Ein Bericht enthält nicht ganz nur eine Kopfzeile...
Wenn du mehrer Unterberichte hast kann man die in bestimmten Kriterien sortieren lassen und somit auch eine extra kopf oder Seitenzeile entwerfen....

ein andere tipp den ich noch für möglich halte ist ... im kopfbereich die abfrage entwerfen also z.B. "Parameter eingeben" "Welches Quartal" =1

Alle unterberichte müssen nun im Wert quartal den Filtermodus =bla bla Quartal bla bla " Also den wert in unterbericht entspricht dem oberen... 

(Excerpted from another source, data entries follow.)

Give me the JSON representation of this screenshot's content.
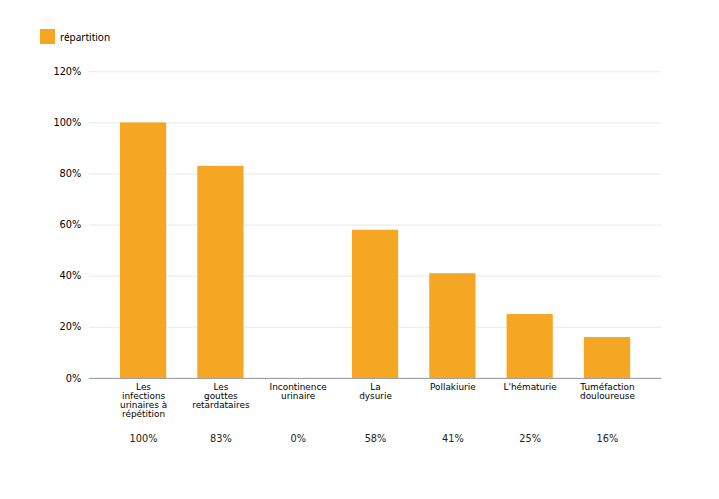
{
  "chart_data": {
    "type": "bar",
    "categories": [
      "Les\ninfections\nurinaires à\nrépétition",
      "Les\ngouttes\nretardataires",
      "Incontinence\nurinaire",
      "La\ndysurie",
      "Pollakiurie",
      "L'hématurie",
      "Tuméfaction\ndouloureuse"
    ],
    "series": [
      {
        "name": "répartition",
        "color": "#F5A623",
        "values": [
          1.0,
          0.83,
          0.0,
          0.58,
          0.41,
          0.25,
          0.16
        ],
        "value_labels": [
          "100%",
          "83%",
          "0%",
          "58%",
          "41%",
          "25%",
          "16%"
        ]
      }
    ],
    "ylim": [
      0,
      1.2
    ],
    "yticks": [
      {
        "value": 0.0,
        "label": "0%"
      },
      {
        "value": 0.2,
        "label": "20%"
      },
      {
        "value": 0.4,
        "label": "40%"
      },
      {
        "value": 0.6,
        "label": "60%"
      },
      {
        "value": 0.8,
        "label": "80%"
      },
      {
        "value": 1.0,
        "label": "100%"
      },
      {
        "value": 1.2,
        "label": "120%"
      }
    ],
    "grid": true,
    "data_labels": true
  }
}
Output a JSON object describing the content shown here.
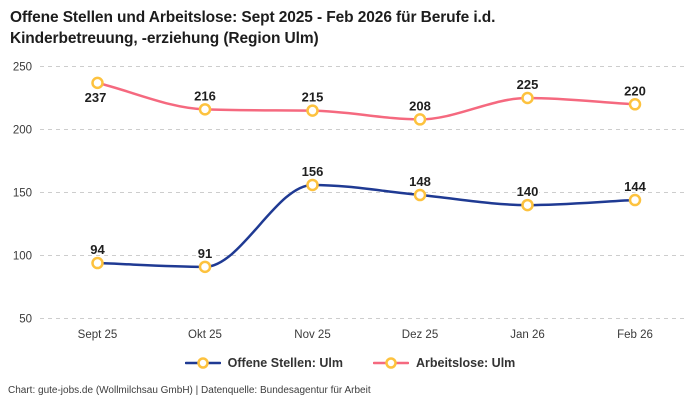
{
  "title": {
    "line1": "Offene Stellen und Arbeitslose: Sept 2025 - Feb 2026 für Berufe i.d.",
    "line2": "Kinderbetreuung, -erziehung (Region Ulm)"
  },
  "footer": {
    "text": "Chart: gute-jobs.de (Wollmilchsau GmbH) | Datenquelle: Bundesagentur für Arbeit"
  },
  "colors": {
    "offene_stellen_line": "#1f3a93",
    "arbeitslose_line": "#f5697f",
    "marker_ring": "#fdc23e",
    "marker_fill": "#ffffff",
    "gridline": "#cdcdcd",
    "data_label": "#1f1f1f",
    "axis_text": "#3a3a3a"
  },
  "chart_data": {
    "type": "line",
    "title": "Offene Stellen und Arbeitslose: Sept 2025 - Feb 2026 für Berufe i.d. Kinderbetreuung, -erziehung (Region Ulm)",
    "categories": [
      "Sept 25",
      "Okt 25",
      "Nov 25",
      "Dez 25",
      "Jan 26",
      "Feb 26"
    ],
    "series": [
      {
        "name": "Offene Stellen: Ulm",
        "values": [
          94,
          91,
          156,
          148,
          140,
          144
        ],
        "color_key": "offene_stellen_line",
        "label_below_points": []
      },
      {
        "name": "Arbeitslose: Ulm",
        "values": [
          237,
          216,
          215,
          208,
          225,
          220
        ],
        "color_key": "arbeitslose_line",
        "label_below_points": [
          0
        ]
      }
    ],
    "xlabel": "",
    "ylabel": "",
    "ylim": [
      50,
      250
    ],
    "yticks": [
      50,
      100,
      150,
      200,
      250
    ],
    "grid": "horizontal-dashed",
    "legend_position": "bottom",
    "marker": "yellow-ring",
    "curve": "monotone",
    "data_labels": true
  }
}
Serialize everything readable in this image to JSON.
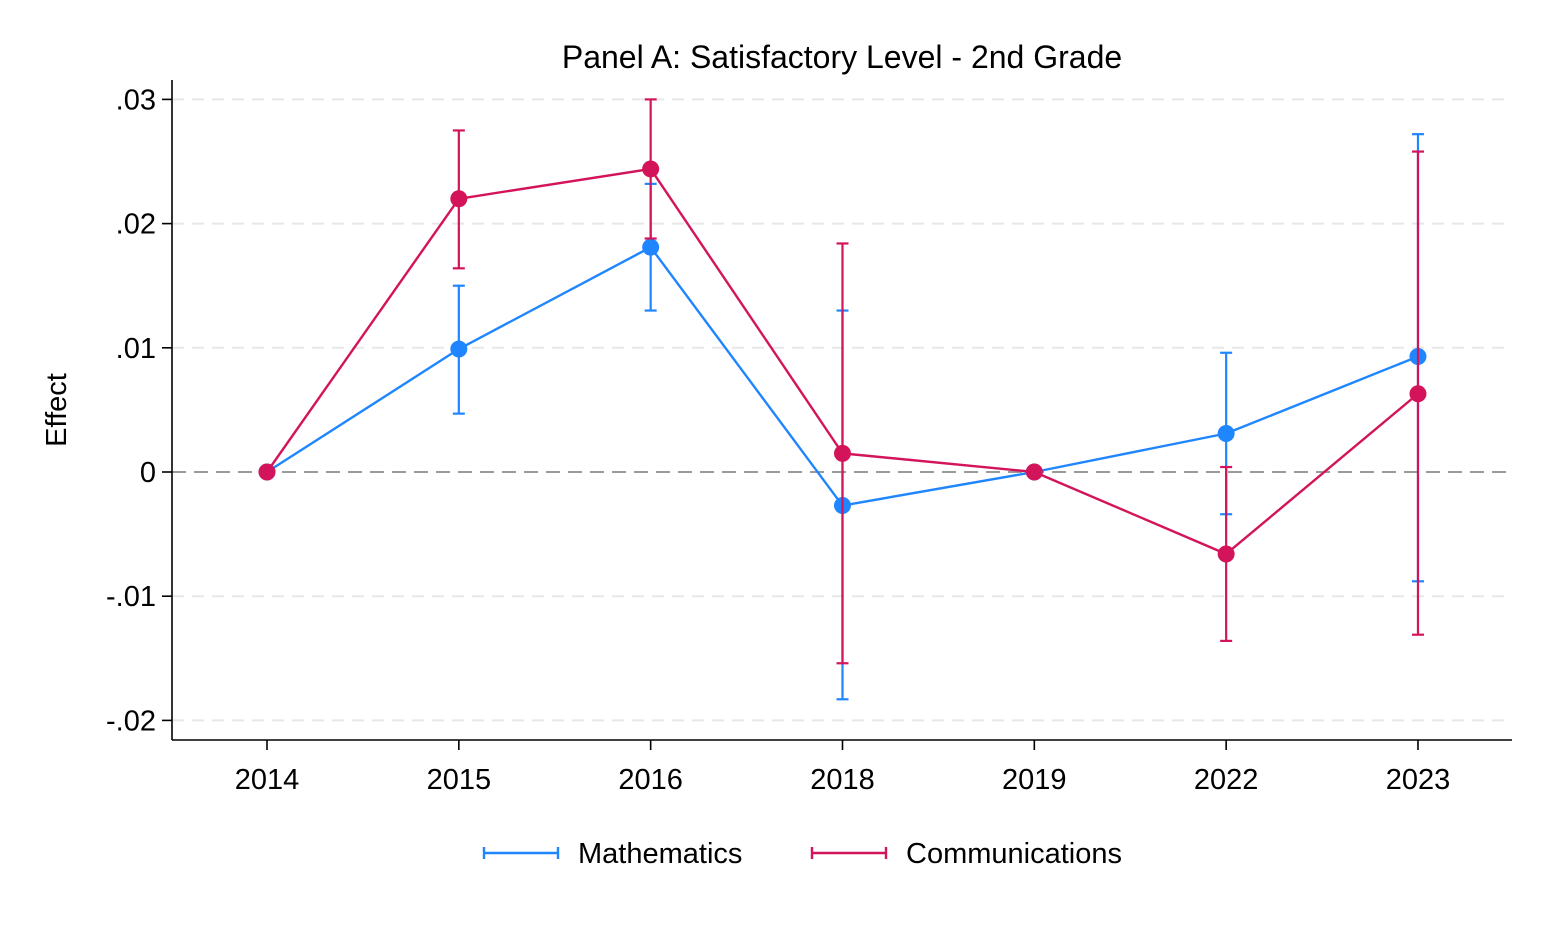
{
  "chart_data": {
    "type": "line",
    "title": "Panel A: Satisfactory Level - 2nd Grade",
    "ylabel": "Effect",
    "xlabel": "",
    "categories": [
      "2014",
      "2015",
      "2016",
      "2018",
      "2019",
      "2022",
      "2023"
    ],
    "ylim": [
      -0.0215,
      0.0315
    ],
    "yticks": [
      {
        "value": 0.03,
        "label": ".03"
      },
      {
        "value": 0.02,
        "label": ".02"
      },
      {
        "value": 0.01,
        "label": ".01"
      },
      {
        "value": 0,
        "label": "0"
      },
      {
        "value": -0.01,
        "label": "-.01"
      },
      {
        "value": -0.02,
        "label": "-.02"
      }
    ],
    "reference_line": 0,
    "grid": "horizontal dashed",
    "legend_position": "bottom",
    "series": [
      {
        "name": "Mathematics",
        "color": "#1f86ff",
        "values": [
          0,
          0.0099,
          0.0181,
          -0.0027,
          0,
          0.0031,
          0.0093
        ],
        "ci_lower": [
          null,
          0.0047,
          0.013,
          -0.0183,
          null,
          -0.0034,
          -0.0088
        ],
        "ci_upper": [
          null,
          0.015,
          0.0232,
          0.013,
          null,
          0.0096,
          0.0272
        ]
      },
      {
        "name": "Communications",
        "color": "#d4145a",
        "values": [
          0,
          0.022,
          0.0244,
          0.0015,
          0,
          -0.0066,
          0.0063
        ],
        "ci_lower": [
          null,
          0.0164,
          0.0188,
          -0.0154,
          null,
          -0.0136,
          -0.0131
        ],
        "ci_upper": [
          null,
          0.0275,
          0.03,
          0.0184,
          null,
          0.0004,
          0.0258
        ]
      }
    ]
  }
}
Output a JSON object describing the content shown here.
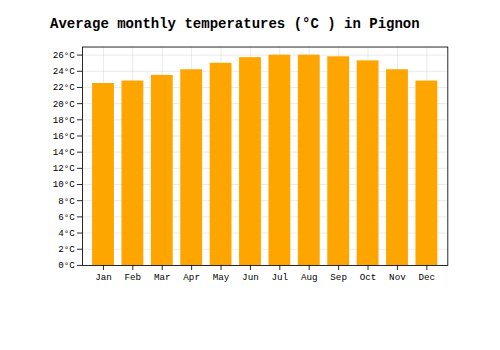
{
  "chart_data": {
    "type": "bar",
    "title": "Average monthly temperatures (°C ) in Pignon",
    "categories": [
      "Jan",
      "Feb",
      "Mar",
      "Apr",
      "May",
      "Jun",
      "Jul",
      "Aug",
      "Sep",
      "Oct",
      "Nov",
      "Dec"
    ],
    "values": [
      22.5,
      22.8,
      23.5,
      24.2,
      25.0,
      25.7,
      26.0,
      26.0,
      25.8,
      25.3,
      24.2,
      22.8
    ],
    "color": "#FFA500",
    "ylim": [
      0,
      27
    ],
    "yticks": [
      {
        "value": 0,
        "label": "0°C"
      },
      {
        "value": 2,
        "label": "2°C"
      },
      {
        "value": 4,
        "label": "4°C"
      },
      {
        "value": 6,
        "label": "6°C"
      },
      {
        "value": 8,
        "label": "8°C"
      },
      {
        "value": 10,
        "label": "10°C"
      },
      {
        "value": 12,
        "label": "12°C"
      },
      {
        "value": 14,
        "label": "14°C"
      },
      {
        "value": 16,
        "label": "16°C"
      },
      {
        "value": 18,
        "label": "18°C"
      },
      {
        "value": 20,
        "label": "20°C"
      },
      {
        "value": 22,
        "label": "22°C"
      },
      {
        "value": 24,
        "label": "24°C"
      },
      {
        "value": 26,
        "label": "26°C"
      }
    ],
    "grid": true
  }
}
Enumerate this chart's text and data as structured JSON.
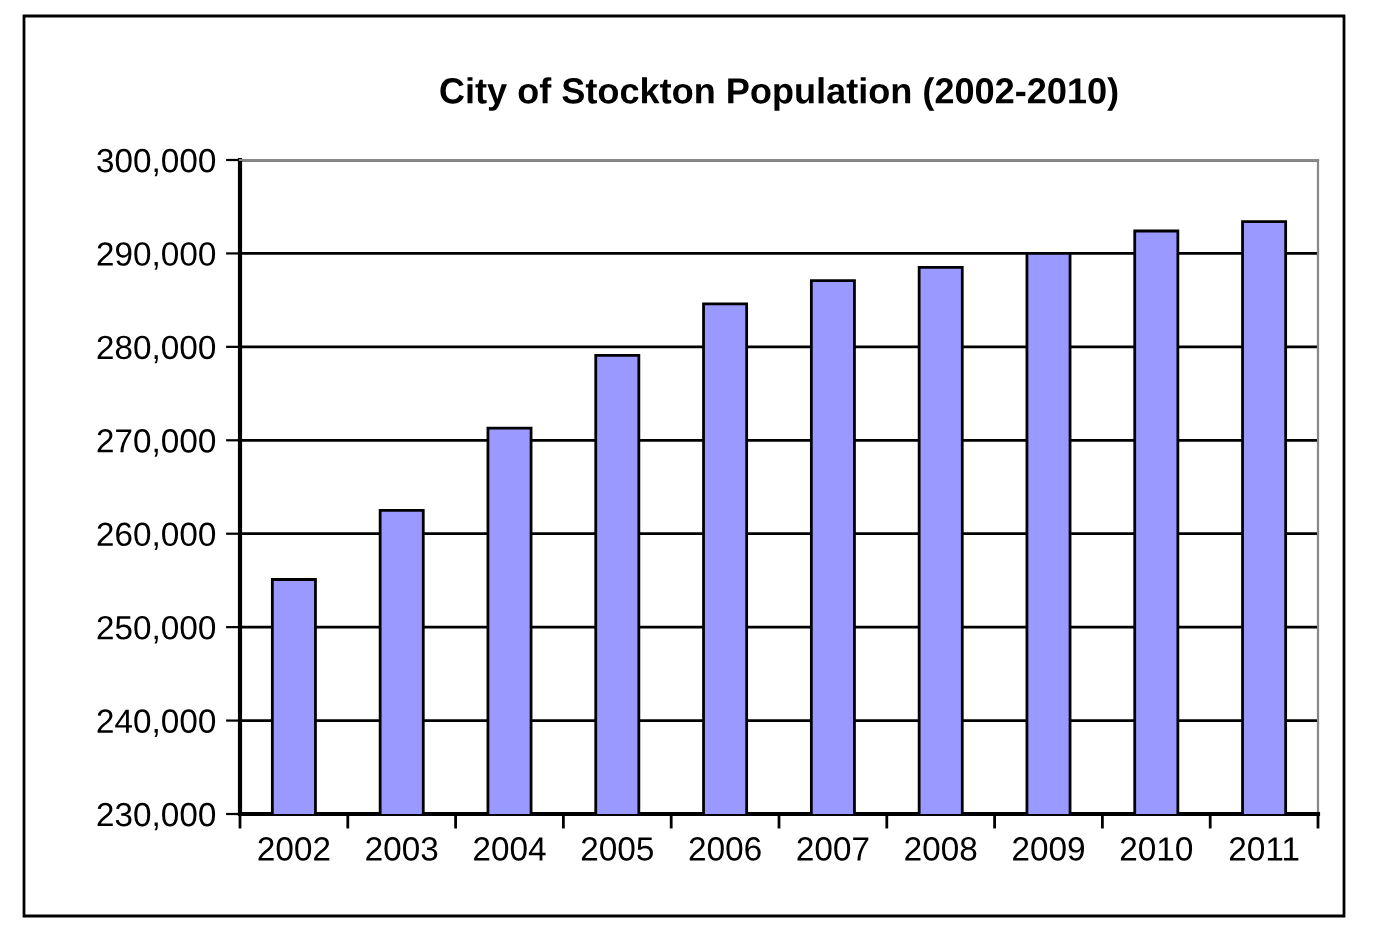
{
  "chart_data": {
    "type": "bar",
    "title": "City of Stockton Population (2002-2010)",
    "categories": [
      "2002",
      "2003",
      "2004",
      "2005",
      "2006",
      "2007",
      "2008",
      "2009",
      "2010",
      "2011"
    ],
    "values": [
      255100,
      262500,
      271300,
      279100,
      284600,
      287100,
      288500,
      290000,
      292400,
      293400
    ],
    "color": "#9999ff",
    "ylim": [
      230000,
      300000
    ],
    "yticks": [
      {
        "value": 230000,
        "label": "230,000"
      },
      {
        "value": 240000,
        "label": "240,000"
      },
      {
        "value": 250000,
        "label": "250,000"
      },
      {
        "value": 260000,
        "label": "260,000"
      },
      {
        "value": 270000,
        "label": "270,000"
      },
      {
        "value": 280000,
        "label": "280,000"
      },
      {
        "value": 290000,
        "label": "290,000"
      },
      {
        "value": 300000,
        "label": "300,000"
      }
    ],
    "grid": "y",
    "legend": false
  }
}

Leider ist es mir nicht  möglich eine solche Datenbank selbst zu erstellen um 15 berichte so filtern zu lassen ...
Am besten schickste ne kleine DB an meine E-Mail 

Gruss Ravy


----------



## secam-ost (1. Juli 2004)

Hi Raveline,

danke für den Tip/die Tips und die angebotene Hilfe. Die DB kann ich leider nicht versenden, da sie vertrauliche Daten enthält und nur für den internen Gebrauch bestimmt ist.....

Das mit der "Afrage im Kopf" habe ich so ähnlich leider schon Versucht. Aber: I'll give it another try 

Danke


----------